A Petrobras vai investir R$ 2,8 milhões em um projeto para ampliar o conhecimento sobre a Bacia do Marajó, no Pará. A pesquisa busca compreender os sistemas petrolíferos e áreas potenciais na bacia sedimentar, na confluência dos rios Amazonas e Tocantins, além dos recursos minerais e hídricos.
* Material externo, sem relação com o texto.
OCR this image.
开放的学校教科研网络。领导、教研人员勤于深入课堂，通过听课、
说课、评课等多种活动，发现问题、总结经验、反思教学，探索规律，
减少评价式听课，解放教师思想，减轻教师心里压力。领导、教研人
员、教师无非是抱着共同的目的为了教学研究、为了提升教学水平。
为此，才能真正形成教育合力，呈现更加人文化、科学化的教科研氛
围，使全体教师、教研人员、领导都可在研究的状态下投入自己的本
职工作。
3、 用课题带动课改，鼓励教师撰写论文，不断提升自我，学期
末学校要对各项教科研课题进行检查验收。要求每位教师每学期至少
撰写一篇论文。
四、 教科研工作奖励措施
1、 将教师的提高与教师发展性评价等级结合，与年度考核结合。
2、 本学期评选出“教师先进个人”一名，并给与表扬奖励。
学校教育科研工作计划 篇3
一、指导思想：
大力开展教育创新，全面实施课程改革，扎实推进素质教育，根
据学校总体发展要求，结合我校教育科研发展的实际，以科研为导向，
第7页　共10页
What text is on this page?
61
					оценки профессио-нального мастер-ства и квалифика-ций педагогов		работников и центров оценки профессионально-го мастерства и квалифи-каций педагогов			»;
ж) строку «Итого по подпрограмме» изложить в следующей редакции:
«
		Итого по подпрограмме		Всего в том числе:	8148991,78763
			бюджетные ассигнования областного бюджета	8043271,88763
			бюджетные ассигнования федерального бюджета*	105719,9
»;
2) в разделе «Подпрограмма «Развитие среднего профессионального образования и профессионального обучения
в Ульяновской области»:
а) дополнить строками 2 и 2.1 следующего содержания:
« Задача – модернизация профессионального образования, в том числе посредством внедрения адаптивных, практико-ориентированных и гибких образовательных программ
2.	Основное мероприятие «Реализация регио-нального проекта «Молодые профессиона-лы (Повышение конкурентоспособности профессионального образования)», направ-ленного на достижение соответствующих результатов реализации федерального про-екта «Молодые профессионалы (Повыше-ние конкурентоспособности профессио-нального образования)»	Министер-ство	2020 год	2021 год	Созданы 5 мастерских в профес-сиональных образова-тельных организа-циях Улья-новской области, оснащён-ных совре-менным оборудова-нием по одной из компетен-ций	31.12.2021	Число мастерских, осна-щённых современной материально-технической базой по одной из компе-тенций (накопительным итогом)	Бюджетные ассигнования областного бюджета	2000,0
O projeto será executado ao longo de 18 meses pelo Serviço Geológico do Brasil (SGB).
O Acordo de Cooperação Técnica (ACT) foca na revisão da carta estratigráfica da bacia, que se estende por uma área de 53 mil km². Além de atualizar dados da área, situada entre as bacias do Amazonas e Parnaíba, o levantamento vai buscar preencher lacunas de informações, principalmente sobre a região de planície que se forma onde as placas tectônicas se separam (rift, ou seja, fenda ou falha).
Além dos pesquisadores do SGB, a execução do projeto contará com a participação de pesquisadores da Universidade Federal do Pará (UFPA), Universidade Federal do Amazonas (UFAM), Universidade de São Paulo (USP), Universidade de Brasília (UnB), Universidade Federal do Rio de Janeiro (UFRJ) e Universidade Federal do Rio Grande do Sul (UFRGS).
Em nota, o diretor-presidente do SGB, Vilmar Medeiros Simões, enfatiza que a cooperação técnica com a Petrobras contribuirá para ampliar o conhecimento sobre o potencial do país, em uma área estratégica em relação aos recursos energéticos.